Wednesday, January 20, 2016

My Darling Clementine (1946)

Has it really been nearly eight months since my last western? (I'm talking full-fledged westerns, so The Force Awakens doesn't count.) And just like in that one, Walter Brennan gets cast as the main villain. I ought to get used to that.

I've seen two other films about Wyatt Earp and Doc Holliday, but they didn't include a Clementine. No, she doesn't follow the story told in the song. Her function here is as a love interest whom Doc keeps at bay, apparently due to his tuberculosis -- not for fear of her catching it, but for shame at appearing so weak. He still carries on with another woman, nicknamed Chihuahua, who actually gets more screen time. Clementine appeals to Wyatt to talk sense into Doc. Of course, this isn't really the main conflict....

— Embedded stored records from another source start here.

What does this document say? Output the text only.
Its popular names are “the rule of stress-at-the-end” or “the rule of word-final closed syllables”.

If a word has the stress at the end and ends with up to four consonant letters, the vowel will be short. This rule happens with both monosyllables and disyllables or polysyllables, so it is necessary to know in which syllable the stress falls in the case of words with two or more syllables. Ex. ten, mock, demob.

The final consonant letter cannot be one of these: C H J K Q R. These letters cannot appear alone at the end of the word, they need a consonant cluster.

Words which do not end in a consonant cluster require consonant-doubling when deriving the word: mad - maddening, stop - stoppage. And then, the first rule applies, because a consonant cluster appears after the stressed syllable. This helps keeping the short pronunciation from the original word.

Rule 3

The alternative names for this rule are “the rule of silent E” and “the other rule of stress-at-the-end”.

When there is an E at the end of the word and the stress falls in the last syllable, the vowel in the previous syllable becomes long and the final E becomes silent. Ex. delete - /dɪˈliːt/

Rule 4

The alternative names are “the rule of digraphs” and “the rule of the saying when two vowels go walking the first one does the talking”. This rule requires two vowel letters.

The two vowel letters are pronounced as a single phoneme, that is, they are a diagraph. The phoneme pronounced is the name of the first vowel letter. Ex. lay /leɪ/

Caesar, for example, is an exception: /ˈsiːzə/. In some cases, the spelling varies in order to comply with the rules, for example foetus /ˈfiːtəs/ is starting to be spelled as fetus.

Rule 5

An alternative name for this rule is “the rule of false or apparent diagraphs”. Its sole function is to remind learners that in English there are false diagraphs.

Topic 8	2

I've seen enough cinema to predict what happens when a protagonist turns down a generous offer to buy what he has. In this case, Old Man Clanton (Brennan) wants the Earp Brothers' cattle. Wyatt (Henry Fonda) was planning to make only a short stop in nearly lawless Tombstone, but after he finds James Earp dead and the cattle gone, he agrees to become the new marshal. He soon meets and forms a complicated association with Doc (Victor Mature) while spreading a no-nonsense reputation. He'll need the help against the Clanton clan. Tim Holt and Ward Bond appear as two other Earps.

Director John Ford had made the acquaintance of the real Wyatt Earp decades earlier. The former claimed to stick close to the telling he heard from the latter. One of them was either flaking or bluffing, because MDC has about as much historical accuracy as a Mel Gibson movie. For instance, in reality, Wyatt and Doc already knew each other by then, the iconic gunfight took place the previous year, and certain characters didn't die yet. I suspect Ford of bluffing; from what I read, he could be a real jerk, which is why Brennan made a point never to work with him again.

If you want a more reliably authentic version, see Tombstone. If you want old-school action, see Gunfight at the O.K. Corral. If you want relative emotional complexity between characters and a slightly higher female presence, you may settle for MDC.